= East–west traffic =

Network traffic among devices within a data center

In computer networking, east–west traffic is network traffic among devices within a specific data center. The other direction of traffic flow is north–south traffic, data flowing from or to a system physically residing outside the data center.

==Traffic==
As a result of virtualization, private cloud, converged, and hyper-converged infrastructure adoption, east-west traffic volumes have increased.
Today many virtual functions, including virtual firewalls, load balancers and other software-defined networking (SDN), perform various functions and services that previously ran on physical hardware.
As these components relay data to each other, they increase traffic on the network, which can increase latency and cause network congestion.
As disaggregated compute and storage become popular, east-west traffic volumes will increase.

Traditionally, many data centers today deploy their systems using a fat-tree or Clos topology.

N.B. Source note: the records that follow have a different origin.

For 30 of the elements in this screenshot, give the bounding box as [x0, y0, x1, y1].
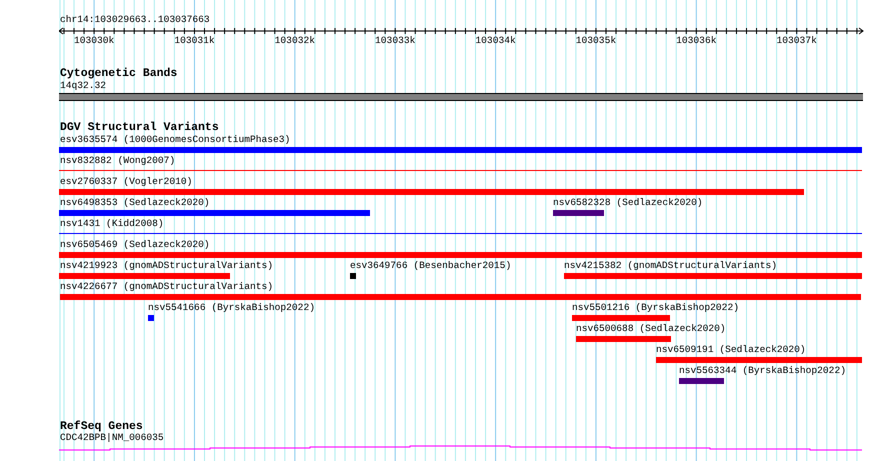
ruler-tick-label: 103037k [776, 36, 817, 46]
variant-label: esv3635574 (1000GenomesConsortiumPhase3) [60, 135, 290, 145]
track-title: Cytogenetic Bands [60, 68, 178, 80]
variant-label: esv3649766 (Besenbacher2015) [350, 261, 512, 271]
variant-label: nsv5501216 (ByrskaBishop2022) [572, 303, 739, 313]
variant-label: nsv6509191 (Sedlazeck2020) [656, 345, 806, 355]
variant-label: nsv4215382 (gnomADStructuralVariants) [564, 261, 778, 271]
ruler-tick-label: 103035k [576, 36, 616, 46]
variant-label: nsv832882 (Wong2007) [60, 156, 176, 166]
variant-label: nsv6505469 (Sedlazeck2020) [60, 240, 210, 250]
variant-label: nsv4219923 (gnomADStructuralVariants) [60, 261, 274, 271]
variant-label: nsv6498353 (Sedlazeck2020) [60, 198, 210, 208]
variant-label: nsv6582328 (Sedlazeck2020) [553, 198, 703, 208]
ruler-tick-label: 103036k [676, 36, 716, 46]
ruler-tick-label: 103034k [475, 36, 516, 46]
location-label: chr14:103029663..103037663 [60, 15, 210, 25]
ruler-tick-label: 103031k [174, 36, 215, 46]
gene-label: CDC42BPB|NM_006035 [60, 433, 164, 443]
ruler-tick-label: 103030k [74, 36, 114, 46]
variant-label: nsv6500688 (Sedlazeck2020) [576, 324, 726, 334]
variant-label: esv2760337 (Vogler2010) [60, 177, 192, 187]
variant-label: nsv4226677 (gnomADStructuralVariants) [60, 282, 274, 292]
ruler-tick-label: 103033k [375, 36, 416, 46]
track-title: RefSeq Genes [60, 421, 143, 432]
track-title: DGV Structural Variants [60, 122, 219, 134]
band-label: 14q32.32 [60, 81, 106, 91]
variant-label: nsv1431 (Kidd2008) [60, 219, 164, 229]
variant-label: nsv5563344 (ByrskaBishop2022) [679, 366, 846, 376]
ruler-tick-label: 103032k [274, 36, 315, 46]
variant-label: nsv5541666 (ByrskaBishop2022) [148, 303, 315, 313]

In this network topology, servers and appliances that host applications are deployed within the racks. There is a top-of-rack (ToR) switch (a leaf switch) that connects the systems within the rack as well as to other spine switches. The spine switches connect ToRs as well as provide connectivity to other spine switches through another layer of switch.

Applications communicate with other applications running on other systems for typical services, such as accessing an asset stored in another device, gathering results from a micro-service task(s) executed on other systems, or simply getting a status update from management software.